Both Tony Snow and Condoleezza Rice have had trouble keeping the concepts
straight. The day after President Bush’s speech announcing the international
“meeting,” Mr. Snow told reporters that “even though I know I used the term
‘conference’ this morning, this is a meeting. lot of people are inclined to try
to treat this as a big peace conference. It’s not. This is a meeting.”
Ms. Rice, on the way back from the Middle East in August, had this exchange
with reporters, in which the word “conference” kept popping up like
Strangelove’s right arm:
Secretary Rice: Everybody wants this to be a meaningful, substantive
conference. I don’t think there’s a real difference about what we’d like to see
this meeting be.
Question: (Off-mike.)
Secretary Rice: It’s a meeting, but, you know, it’s a vstretch.
Question: What?
Secretary Rice: Vstretch. You know, vstretch is a meeting. Nyet
konferencia.
Question: I covered the run-up to Madrid, and as I recall there were
formal invitations. Do you plan to follow that model?
Secretary Rice: Well, I think we have to go back and think about the
best approach now to inviting people to come to the conference. See, there I
just did it again. To the meeting. (Laughter.) I maybe should speak in Russian.
Since 2000, the Palestinians rejected a state at Camp David, rejected it again in
2001 in the form of the Clinton Parameters, accepted the Roadmap in 2003 but
failed to carry out Phase I, received all of Gaza in 2005 and promptly used it to
send rockets into Israel and smuggle in massive new weaponry. Exactly how
many opportunities do they get to miss?
The current argument is that after a Palestinian state is negotiated, its
“implementation” will require dismantlement of the Palestinian terror structure.

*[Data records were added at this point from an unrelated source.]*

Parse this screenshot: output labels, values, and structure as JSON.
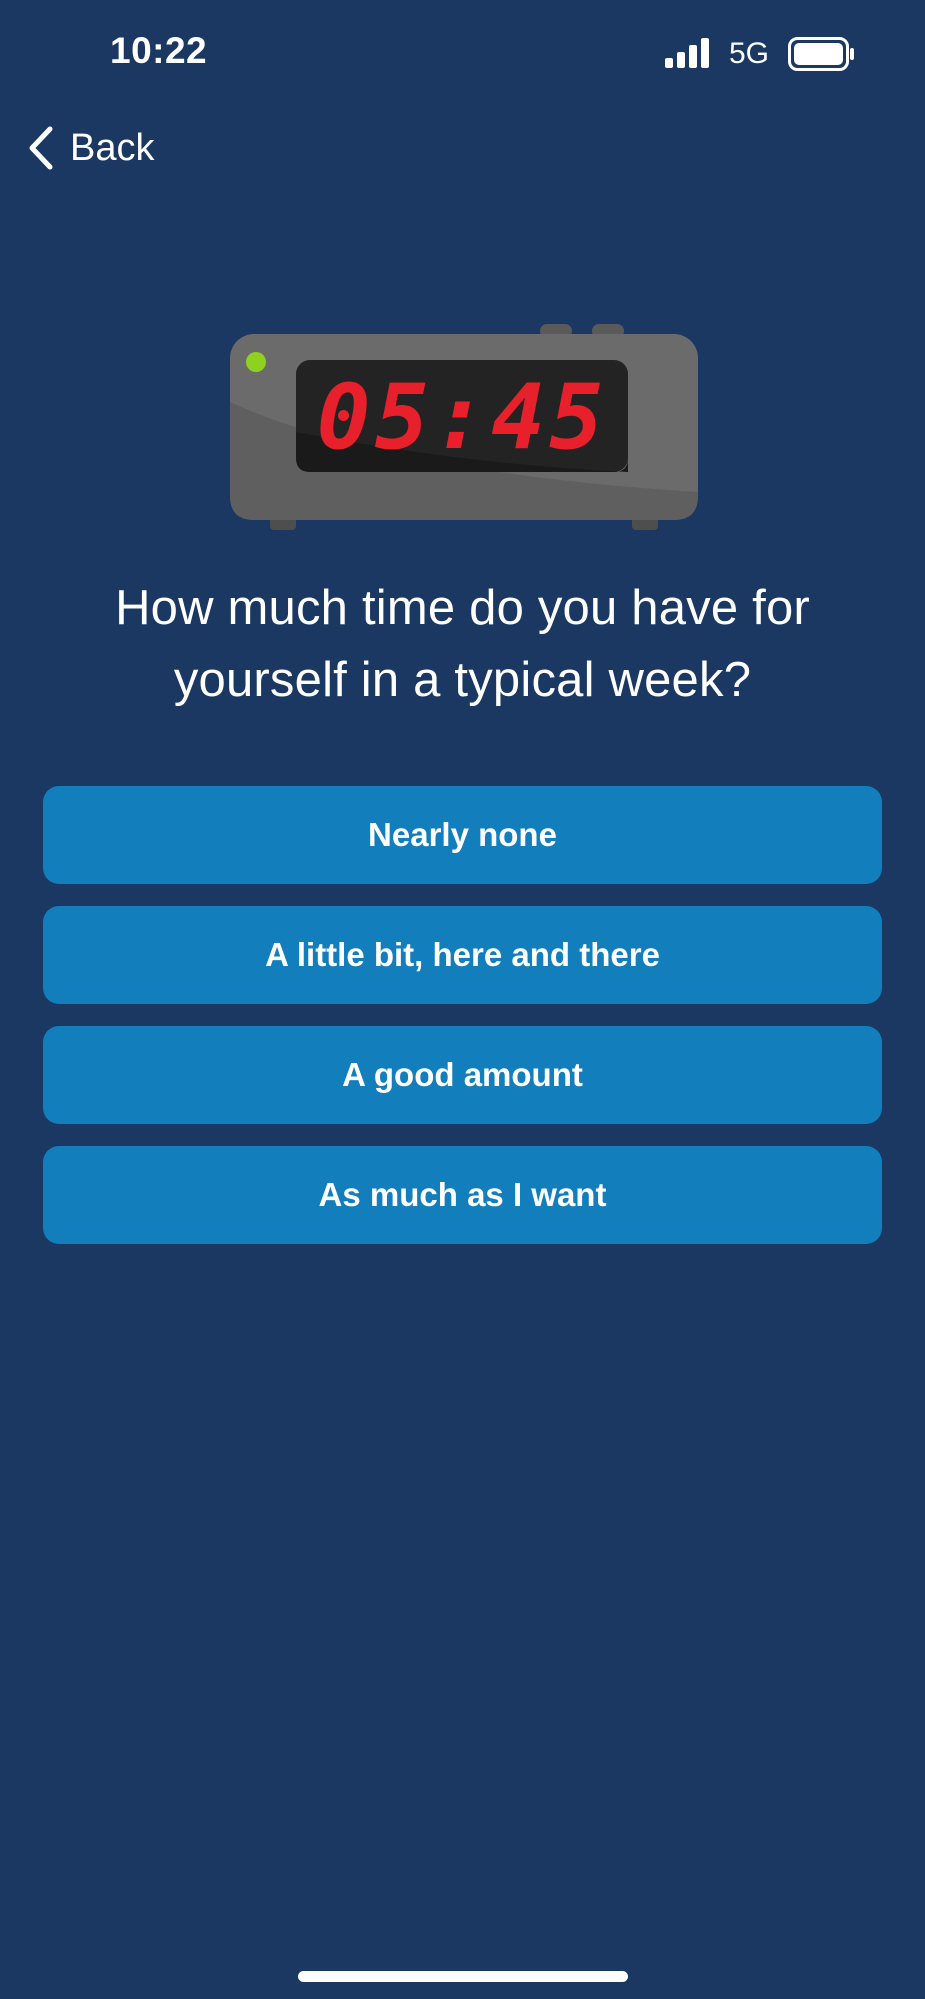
{
  "status_bar": {
    "time": "10:22",
    "network": "5G",
    "signal_icon": "cellular-signal-icon",
    "battery_icon": "battery-icon"
  },
  "nav": {
    "back_label": "Back",
    "back_icon": "chevron-left-icon"
  },
  "illustration": {
    "name": "alarm-clock-illustration",
    "display_time": "05:45",
    "display_color": "#e8202b",
    "body_color": "#6b6b6b",
    "indicator_color": "#8fd11f"
  },
  "question": {
    "line1": "How much time do you have for",
    "line2": "yourself in a typical week?"
  },
  "options": [
    {
      "label": "Nearly none"
    },
    {
      "label": "A little bit, here and there"
    },
    {
      "label": "A good amount"
    },
    {
      "label": "As much as I want"
    }
  ],
  "colors": {
    "background": "#1a3862",
    "option_button": "#127fbc",
    "text": "#ffffff"
  }
}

So Phase I will supposedly come after Phase III.
But it is more likely that, once a state is negotiated, the Palestinians will claim
they cannot dismantle terrorist groups until they actually have a state. Once
they have a state, they will “dismantle” terrorist groups by integrating them into
the army. Once they integrate them into the army, the terrorists will either be
elected or stage a coup. It’s happened before.
The pass being given the Palestinians on Phase I and II is particularly
inappropriate given the formal promise to Israel, set forth in Mr. Bush’s April
14, 2004 letter, that America would prevent “any attempt by anyone to impose
any other plan” than the Roadmap.
Ariel Sharon made that reassurance an integral part of his disengagement plan.
He would undoubtedly be surprised, in light of what happened thereafter, to
learn of the secretary of state’s “personal commitment” to rush to Phase III.